Le marché africain de l’immobilier devrait croître deux fois plus vite que la moyenne mondiale d’ici 2029



Malgré la croissance soutenue prévue durant les prochaines années, le marché affiche plusieurs limites structurelles, dont une offre axée sur le haut de gamme et déconnecté du pouvoir d’achat des citoyens, des systèmes de financement hypothécaire embryonnaires et des monnaies extrêmement volatiles.

Le marché de l’immobilier en Afrique devrait enregistrer une croissance de 5,6 % par an d’ici 2029 contre une moyenne mondiale de 2,69 %, grâce notamment à l’urbanisation rapide, à l’expansion démographique et à l’émergence d’une importante classe moyenne, selon un rapport publié le mercredi 19 août par le cabinet de recherche et d’étude marché LEAF Africa.

Intitulé « Real Estate Investment in Africa », le rapport précise que ce marché est actuellement évalué à environ 17 600 milliards USD, ce qui représente environ 2,7 % de la valeur immobilière mondiale. Avec une valeur d’environ 14 900 milliards USD, le segment résidentiel représente une composante dominante du marché. Mais les autres segments tels que l’immobilier commercial, les bureaux, et les infrastructures liées au développement du numérique prennent de plus en plus d’ampleur.

Le Nigeria domine le marché immobilier africain avec une valeur estimée à 2 600 milliards USD, grâce à son importante taille démographique, à l’expansion rapide de métropoles telles que Lagos et Abuja, et à la demande croissante tant dans le segment résidentiel que celui commercial. L’Égypte (1 600 milliards USD) et l’Éthiopie (1 300 milliards USD) complètent le Top 3.

L’Afrique du Sud (1 200 milliards USD), autrefois leader continental, occupe désormais la 4e position. Des acteurs émergents comme le Kenya (773 milliards USD) et le Ghana (533 milliards USD) devraient, quant à eux, alimenter la prochaine vague d’une expansion portée par les investissements de la diaspora, des centres urbains dynamiques et une intégration régionale croissante.

Bien que la part de l’Afrique dans le marché mondial de l’immobilier demeure modeste, le secteur représente la prochaine frontière de croissance à long terme alors que les marchés matures en Europe, en Amérique et en Asie connaissent un ralentissement. Le principal moteur de la croissance du marché africain reste l’urbanisation rapide. D’après les projections, 60,4 % des Africains vivront en milieu urbain d’ici 2050 contre 44,5 % en 2025, ce qui renforcera la demande à long terme en matière de logement, d’entrepôts logistiques, d’espaces de commerce de détail, de bureaux et d’infrastructures.

À lui seul, le Nigeria est confronté à un déficit de logements de plus de 28 millions d’unités, tandis que celui du Ghana est estimé à 1,8 million d’unités.

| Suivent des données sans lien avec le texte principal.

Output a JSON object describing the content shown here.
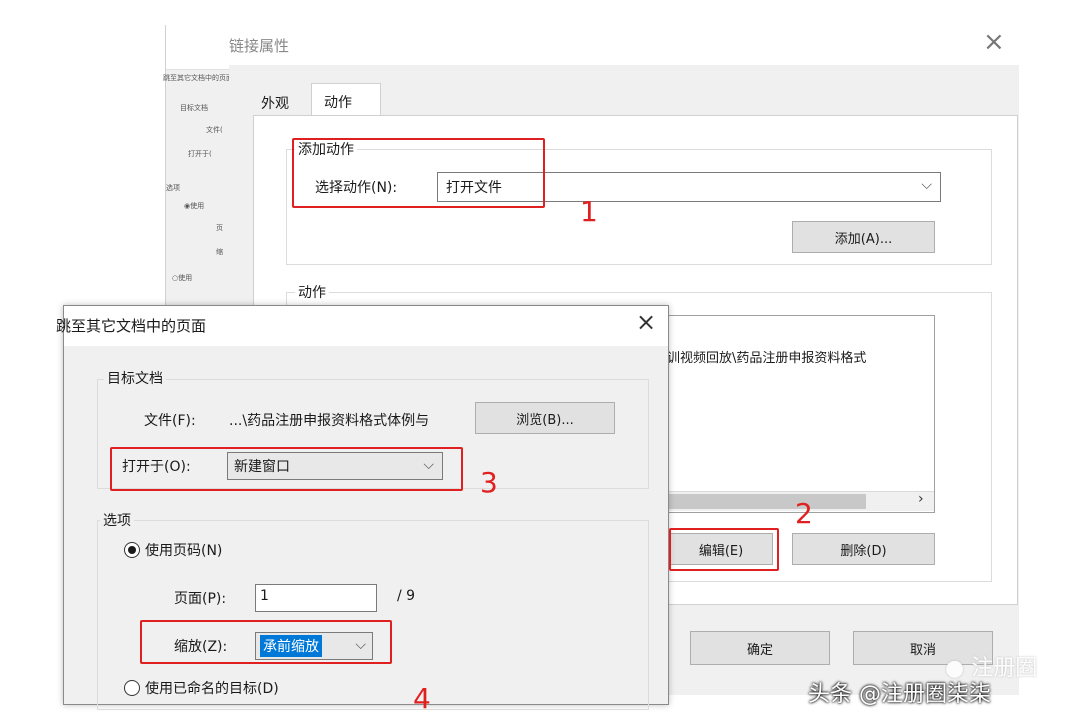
{
  "background_dialog": {
    "title": "跳至其它文档中的页面",
    "items": [
      "目标文档",
      "文件(",
      "打开于(",
      "选项",
      "使用",
      "页",
      "缩",
      "使用"
    ]
  },
  "link_dialog": {
    "title": "链接属性",
    "close_glyph": "×",
    "tabs": [
      {
        "label": "外观"
      },
      {
        "label": "动作"
      }
    ],
    "add_action": {
      "legend": "添加动作",
      "select_label": "选择动作(N):",
      "select_value": "打开文件",
      "add_button": "添加(A)..."
    },
    "actions": {
      "legend": "动作",
      "list_item": "训视频回放\\药品注册申报资料格式",
      "edit_button": "编辑(E)",
      "delete_button": "删除(D)"
    },
    "ok_button": "确定",
    "cancel_button": "取消"
  },
  "goto_dialog": {
    "title": "跳至其它文档中的页面",
    "close_glyph": "×",
    "target": {
      "legend": "目标文档",
      "file_label": "文件(F):",
      "file_value": "...\\药品注册申报资料格式体例与",
      "browse_button": "浏览(B)...",
      "open_in_label": "打开于(O):",
      "open_in_value": "新建窗口"
    },
    "options": {
      "legend": "选项",
      "use_page": "使用页码(N)",
      "page_label": "页面(P):",
      "page_value": "1",
      "page_total": "/ 9",
      "zoom_label": "缩放(Z):",
      "zoom_value": "承前缩放",
      "use_named": "使用已命名的目标(D)"
    }
  },
  "annotations": {
    "n1": "1",
    "n2": "2",
    "n3": "3",
    "n4": "4"
  },
  "watermark": {
    "text": "头条 @注册圈柒柒",
    "faint": "注册圈"
  },
  "colors": {
    "annotation_red": "#e02020",
    "selection_blue": "#0078d7"
  }
}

Ces déficits constituent à la fois une opportunité d’investissement pour les promoteurs et un défi pour les décideurs politiques, qui cherchent à construire des villes inclusives et à combler le fossé en matière d’accessibilité financière.

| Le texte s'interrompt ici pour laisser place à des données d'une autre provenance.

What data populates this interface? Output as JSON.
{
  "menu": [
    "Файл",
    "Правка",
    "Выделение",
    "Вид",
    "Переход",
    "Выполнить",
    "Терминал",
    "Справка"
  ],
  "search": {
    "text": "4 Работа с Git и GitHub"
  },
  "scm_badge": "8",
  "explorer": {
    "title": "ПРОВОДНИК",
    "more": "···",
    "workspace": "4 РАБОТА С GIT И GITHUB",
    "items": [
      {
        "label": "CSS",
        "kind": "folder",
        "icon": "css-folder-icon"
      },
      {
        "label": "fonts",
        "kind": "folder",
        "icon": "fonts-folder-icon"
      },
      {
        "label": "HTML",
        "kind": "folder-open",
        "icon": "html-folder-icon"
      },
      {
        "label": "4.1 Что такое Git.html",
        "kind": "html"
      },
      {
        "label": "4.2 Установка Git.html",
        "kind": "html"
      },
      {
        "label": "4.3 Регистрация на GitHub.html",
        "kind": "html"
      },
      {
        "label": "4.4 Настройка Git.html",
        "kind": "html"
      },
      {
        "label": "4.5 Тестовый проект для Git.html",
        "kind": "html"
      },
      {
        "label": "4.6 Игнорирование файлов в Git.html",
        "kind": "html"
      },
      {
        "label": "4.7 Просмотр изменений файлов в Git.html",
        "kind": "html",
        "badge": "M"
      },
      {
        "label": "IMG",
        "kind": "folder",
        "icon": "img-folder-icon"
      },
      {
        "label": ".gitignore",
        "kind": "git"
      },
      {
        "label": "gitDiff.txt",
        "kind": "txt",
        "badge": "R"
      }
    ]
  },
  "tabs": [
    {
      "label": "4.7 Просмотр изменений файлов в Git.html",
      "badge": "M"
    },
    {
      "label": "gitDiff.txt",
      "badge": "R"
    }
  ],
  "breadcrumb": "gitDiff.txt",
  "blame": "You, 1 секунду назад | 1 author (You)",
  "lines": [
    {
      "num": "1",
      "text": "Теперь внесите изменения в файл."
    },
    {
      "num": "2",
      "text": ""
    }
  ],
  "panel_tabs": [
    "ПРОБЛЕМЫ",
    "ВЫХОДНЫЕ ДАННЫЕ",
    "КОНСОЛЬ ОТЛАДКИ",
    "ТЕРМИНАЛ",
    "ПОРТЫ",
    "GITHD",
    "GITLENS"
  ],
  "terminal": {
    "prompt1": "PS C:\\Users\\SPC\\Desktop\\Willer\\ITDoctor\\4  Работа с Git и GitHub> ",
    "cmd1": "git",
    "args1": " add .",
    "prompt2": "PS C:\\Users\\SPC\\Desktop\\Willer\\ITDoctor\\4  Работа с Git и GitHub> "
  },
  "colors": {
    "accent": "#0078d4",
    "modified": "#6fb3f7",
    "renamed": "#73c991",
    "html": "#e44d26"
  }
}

Des signes de surchauffe déjà visibles

D’autre part, la population africaine en âge de travailler a connu une croissance rapide, passant de 557,6 millions de personnes en 2008 à 866,3 millions en 2024. Sa part dans la population totale du continent a ainsi augmenté de manière constante, passant de 54,9 % à 57,5 % au cours de la même période. Cette hausse soutenue reflète un dividende démographique croissant, qui devrait stimuler la demande de biens immobiliers dans les villes.

Dans le même temps, le continent voit émerger une classe moyenne disposant d’un revenu disponible lui permettant d’améliorer son logement, de bénéficier de commodités de meilleure qualité et de choisir des emplacements plus avantageux. La population africaine appartenant à la classe moyenne devrait atteindre 500 millions de personnes d’ici 2030, avant de doubler à nouveau à l’horizon 2060.

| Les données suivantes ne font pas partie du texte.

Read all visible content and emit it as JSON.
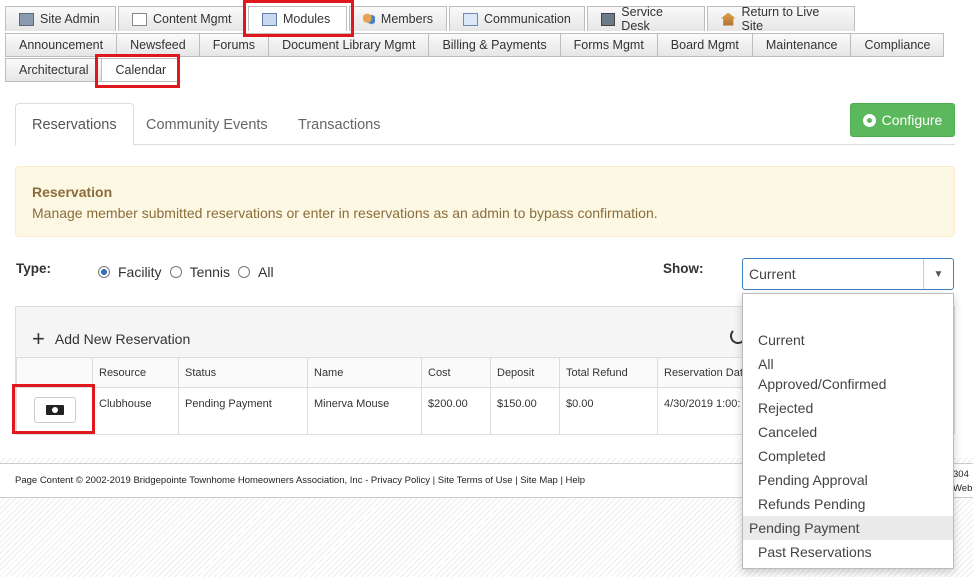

La progression rapide du marché devrait être aussi portée par les transferts de la diaspora qui ont atteint 96,4 milliards USD en 2024, dépassant ainsi les investissements directs étrangers (IDE) dans plusieurs pays. Une partie significative de ces fonds est consacrée à l’achat de biens immobiliers, notamment des logements, des terrains et des résidences secondaires. Pour de nombreux Africains de la diaspora, l’immobilier reste à la fois un lien affectif avec leur pays d’origine et une valeur refuge fiable.

Sur un autre plan, le développement rapide des infrastructures telles que les grands axes routiers, les ports et les zones industrielles transforment des terrains périphériques en pôles urbains à forte valeur ajoutée. Et last but not least, les réformes économiques et institutionnelles devraient contribuer au dynamisme du marché de l’immobilier africain. Les gouvernements améliorent l’accès au crédit immobilier, encouragent la régularisation foncière et proposent des incitations fiscales, ce qui favorise la participation du secteur privé à la construction des logements et des projets à usage mixte.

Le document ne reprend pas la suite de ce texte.